Why the unrealistic expectations?

An interesting and detailed review. One should be careful, however, about ‘making a categorical call’ on its status in the canon so soon should one not? “In my view” or “we might find” in the last sentence perhaps?

In my experience, you know an opera that will last when you first see it - something has to excite you or at least go deep and intrigue. The first UK performance of Nixon in China at the Edinburgh Festival is a stand-out in my memory. Barry's The Importance of Being Earnest likewise.

Could I ask the first commenter to clarify what he or she means, though? Expecting too much from Muhly, perhaps?

A fair point Bryan, but a any review kind of has an implied 'in my view' around the whole thing, and it can get fussy to keep qualifying comments. But you are right: I might be proved completely wrong

I was there. This review seems to have perfecrly captured the event, the work and its production.

I enjoyed the orchestration, and the production values were high, in terms of set and costumes, and whilst the singing was outstanding, by the end of it, I really couldn't care less about any of the characters or their fate, with little to no empathy having been written into the scipt.

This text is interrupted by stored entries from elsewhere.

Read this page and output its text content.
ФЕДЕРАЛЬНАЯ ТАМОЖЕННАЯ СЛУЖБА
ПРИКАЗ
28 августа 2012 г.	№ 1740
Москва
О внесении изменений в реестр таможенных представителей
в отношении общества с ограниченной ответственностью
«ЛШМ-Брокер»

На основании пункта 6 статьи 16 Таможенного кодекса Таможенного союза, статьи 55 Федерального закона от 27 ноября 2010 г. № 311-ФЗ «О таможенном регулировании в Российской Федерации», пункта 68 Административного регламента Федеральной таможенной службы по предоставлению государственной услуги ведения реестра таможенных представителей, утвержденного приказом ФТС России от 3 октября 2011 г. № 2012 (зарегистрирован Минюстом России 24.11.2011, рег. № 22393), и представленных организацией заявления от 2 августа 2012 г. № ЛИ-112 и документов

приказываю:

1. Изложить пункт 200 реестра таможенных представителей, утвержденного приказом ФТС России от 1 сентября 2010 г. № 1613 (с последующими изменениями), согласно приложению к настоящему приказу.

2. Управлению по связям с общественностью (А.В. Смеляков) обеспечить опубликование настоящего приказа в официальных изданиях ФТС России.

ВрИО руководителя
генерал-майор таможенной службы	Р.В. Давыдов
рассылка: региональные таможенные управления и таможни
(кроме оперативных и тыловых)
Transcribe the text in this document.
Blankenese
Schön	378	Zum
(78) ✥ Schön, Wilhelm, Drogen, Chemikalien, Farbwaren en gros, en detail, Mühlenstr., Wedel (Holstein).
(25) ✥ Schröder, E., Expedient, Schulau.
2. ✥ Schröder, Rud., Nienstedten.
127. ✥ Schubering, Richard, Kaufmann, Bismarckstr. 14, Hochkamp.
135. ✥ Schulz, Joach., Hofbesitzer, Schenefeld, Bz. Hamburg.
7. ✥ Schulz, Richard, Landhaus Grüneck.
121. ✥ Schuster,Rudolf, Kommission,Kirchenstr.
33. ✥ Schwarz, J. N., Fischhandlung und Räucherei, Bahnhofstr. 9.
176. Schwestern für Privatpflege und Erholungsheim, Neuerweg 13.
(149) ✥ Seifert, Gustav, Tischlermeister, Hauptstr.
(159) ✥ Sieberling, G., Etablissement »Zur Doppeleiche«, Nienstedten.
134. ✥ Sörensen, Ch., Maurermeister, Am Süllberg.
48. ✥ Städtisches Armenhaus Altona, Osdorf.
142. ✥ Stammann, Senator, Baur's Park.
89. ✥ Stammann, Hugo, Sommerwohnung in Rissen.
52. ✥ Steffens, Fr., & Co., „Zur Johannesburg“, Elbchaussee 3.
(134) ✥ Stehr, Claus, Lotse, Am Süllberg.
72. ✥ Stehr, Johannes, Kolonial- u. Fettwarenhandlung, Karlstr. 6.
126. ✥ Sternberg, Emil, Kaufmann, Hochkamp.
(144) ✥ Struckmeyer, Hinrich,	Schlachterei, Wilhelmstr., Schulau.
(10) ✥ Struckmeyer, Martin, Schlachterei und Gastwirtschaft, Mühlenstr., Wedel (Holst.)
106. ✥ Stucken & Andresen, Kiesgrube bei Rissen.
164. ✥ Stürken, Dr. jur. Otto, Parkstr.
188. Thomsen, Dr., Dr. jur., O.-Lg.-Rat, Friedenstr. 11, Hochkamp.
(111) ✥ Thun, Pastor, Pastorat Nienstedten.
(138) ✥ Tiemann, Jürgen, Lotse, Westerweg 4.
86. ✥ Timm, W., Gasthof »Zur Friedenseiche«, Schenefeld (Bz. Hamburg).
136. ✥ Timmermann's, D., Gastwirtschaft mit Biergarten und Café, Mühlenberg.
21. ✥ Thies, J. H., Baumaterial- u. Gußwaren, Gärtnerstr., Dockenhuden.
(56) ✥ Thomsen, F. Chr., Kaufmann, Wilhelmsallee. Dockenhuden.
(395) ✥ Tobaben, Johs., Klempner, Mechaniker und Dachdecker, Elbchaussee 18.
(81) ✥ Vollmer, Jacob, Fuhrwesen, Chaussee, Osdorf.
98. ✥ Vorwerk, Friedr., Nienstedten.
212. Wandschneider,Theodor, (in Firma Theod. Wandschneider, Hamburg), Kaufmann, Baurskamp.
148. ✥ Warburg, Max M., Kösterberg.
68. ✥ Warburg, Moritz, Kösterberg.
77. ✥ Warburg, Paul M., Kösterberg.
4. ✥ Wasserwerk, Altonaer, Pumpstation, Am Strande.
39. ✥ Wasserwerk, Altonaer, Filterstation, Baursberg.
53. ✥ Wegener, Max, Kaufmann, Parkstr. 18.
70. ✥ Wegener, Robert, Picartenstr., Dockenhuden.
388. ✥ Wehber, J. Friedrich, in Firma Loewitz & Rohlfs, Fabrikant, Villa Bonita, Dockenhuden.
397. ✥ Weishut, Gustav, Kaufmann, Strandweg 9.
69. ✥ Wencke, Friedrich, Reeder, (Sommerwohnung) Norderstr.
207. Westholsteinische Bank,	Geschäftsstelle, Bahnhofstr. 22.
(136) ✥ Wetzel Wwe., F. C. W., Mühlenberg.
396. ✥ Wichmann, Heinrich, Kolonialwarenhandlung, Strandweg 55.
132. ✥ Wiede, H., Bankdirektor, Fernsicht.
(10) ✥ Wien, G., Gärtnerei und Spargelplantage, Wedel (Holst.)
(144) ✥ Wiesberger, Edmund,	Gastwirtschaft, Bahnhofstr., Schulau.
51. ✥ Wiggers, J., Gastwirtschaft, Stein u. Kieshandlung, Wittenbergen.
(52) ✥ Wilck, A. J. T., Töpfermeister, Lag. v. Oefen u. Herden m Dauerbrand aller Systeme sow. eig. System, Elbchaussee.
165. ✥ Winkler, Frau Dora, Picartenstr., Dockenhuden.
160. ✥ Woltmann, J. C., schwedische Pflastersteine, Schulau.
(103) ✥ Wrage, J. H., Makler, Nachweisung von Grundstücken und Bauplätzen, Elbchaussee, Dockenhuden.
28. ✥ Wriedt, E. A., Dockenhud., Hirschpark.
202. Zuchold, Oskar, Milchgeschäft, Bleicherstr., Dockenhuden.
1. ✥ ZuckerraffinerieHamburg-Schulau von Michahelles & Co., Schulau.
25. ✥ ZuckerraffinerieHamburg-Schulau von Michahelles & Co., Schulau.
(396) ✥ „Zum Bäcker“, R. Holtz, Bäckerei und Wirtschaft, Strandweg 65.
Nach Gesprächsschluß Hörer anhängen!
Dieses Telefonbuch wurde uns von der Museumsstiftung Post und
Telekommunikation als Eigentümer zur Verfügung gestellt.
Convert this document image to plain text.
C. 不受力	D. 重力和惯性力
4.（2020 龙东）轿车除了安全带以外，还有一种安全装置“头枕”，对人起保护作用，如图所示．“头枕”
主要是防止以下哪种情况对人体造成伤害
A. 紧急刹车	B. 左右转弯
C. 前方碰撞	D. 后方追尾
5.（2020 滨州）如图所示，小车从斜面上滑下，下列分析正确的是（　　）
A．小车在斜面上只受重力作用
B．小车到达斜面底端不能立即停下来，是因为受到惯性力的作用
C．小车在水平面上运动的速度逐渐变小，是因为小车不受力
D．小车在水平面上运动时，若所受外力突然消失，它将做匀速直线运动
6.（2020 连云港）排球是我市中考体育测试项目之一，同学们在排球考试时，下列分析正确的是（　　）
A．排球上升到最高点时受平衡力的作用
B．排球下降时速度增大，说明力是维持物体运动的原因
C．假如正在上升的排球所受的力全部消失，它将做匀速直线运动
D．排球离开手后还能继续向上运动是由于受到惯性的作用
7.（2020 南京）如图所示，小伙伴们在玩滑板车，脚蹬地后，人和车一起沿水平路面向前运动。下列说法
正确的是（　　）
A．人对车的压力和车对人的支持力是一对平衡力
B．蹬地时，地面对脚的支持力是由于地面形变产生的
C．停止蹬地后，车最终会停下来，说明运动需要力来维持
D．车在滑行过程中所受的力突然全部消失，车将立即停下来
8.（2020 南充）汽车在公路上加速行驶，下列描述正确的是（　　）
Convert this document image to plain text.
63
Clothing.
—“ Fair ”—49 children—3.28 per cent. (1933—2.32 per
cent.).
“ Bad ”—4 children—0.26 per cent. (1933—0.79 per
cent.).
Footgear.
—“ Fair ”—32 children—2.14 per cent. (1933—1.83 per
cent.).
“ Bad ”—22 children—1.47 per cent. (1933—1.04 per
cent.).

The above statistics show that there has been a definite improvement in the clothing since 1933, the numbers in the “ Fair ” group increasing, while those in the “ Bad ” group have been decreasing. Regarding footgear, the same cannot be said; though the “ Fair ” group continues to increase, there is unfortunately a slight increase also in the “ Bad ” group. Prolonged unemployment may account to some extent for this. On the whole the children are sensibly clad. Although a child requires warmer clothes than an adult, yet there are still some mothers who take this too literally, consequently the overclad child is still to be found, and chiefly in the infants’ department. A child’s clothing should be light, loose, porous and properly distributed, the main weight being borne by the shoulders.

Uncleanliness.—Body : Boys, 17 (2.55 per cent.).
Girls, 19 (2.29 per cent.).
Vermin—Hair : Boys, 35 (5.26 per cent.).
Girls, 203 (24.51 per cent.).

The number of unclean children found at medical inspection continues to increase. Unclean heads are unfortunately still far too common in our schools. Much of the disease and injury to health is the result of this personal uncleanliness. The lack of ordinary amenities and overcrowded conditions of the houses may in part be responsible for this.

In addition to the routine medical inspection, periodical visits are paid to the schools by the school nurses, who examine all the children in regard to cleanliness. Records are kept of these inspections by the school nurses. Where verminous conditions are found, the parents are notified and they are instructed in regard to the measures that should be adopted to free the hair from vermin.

However, I would make a special mention for Lesley Garrett, as Rutland's mother, who usually is guilty of an overblown performance, but struck just the right note with her sardonic acidity.

Hard to find a sympathetic character in the work and the score rarely helped in this respect, though a more lyrical mood emerged at moments in the second half. Lumbered with the acreage of the Coloseum stage, the director and designer burdened what was really a chamber-drama with an inflated restless mise-en-scene. A re-shaping that brought out the contrasts between intimate dialogue and larger-scale events must be a possibility for any future production. I was impressed by the Greek-chorus scene in the first half where staging, score and singing came beautifully together in a prediction of Marnie’s fate. Also memorable for the same reasons was the episode in the shrink’s consulting room. Far from perfect, but not irredeemable.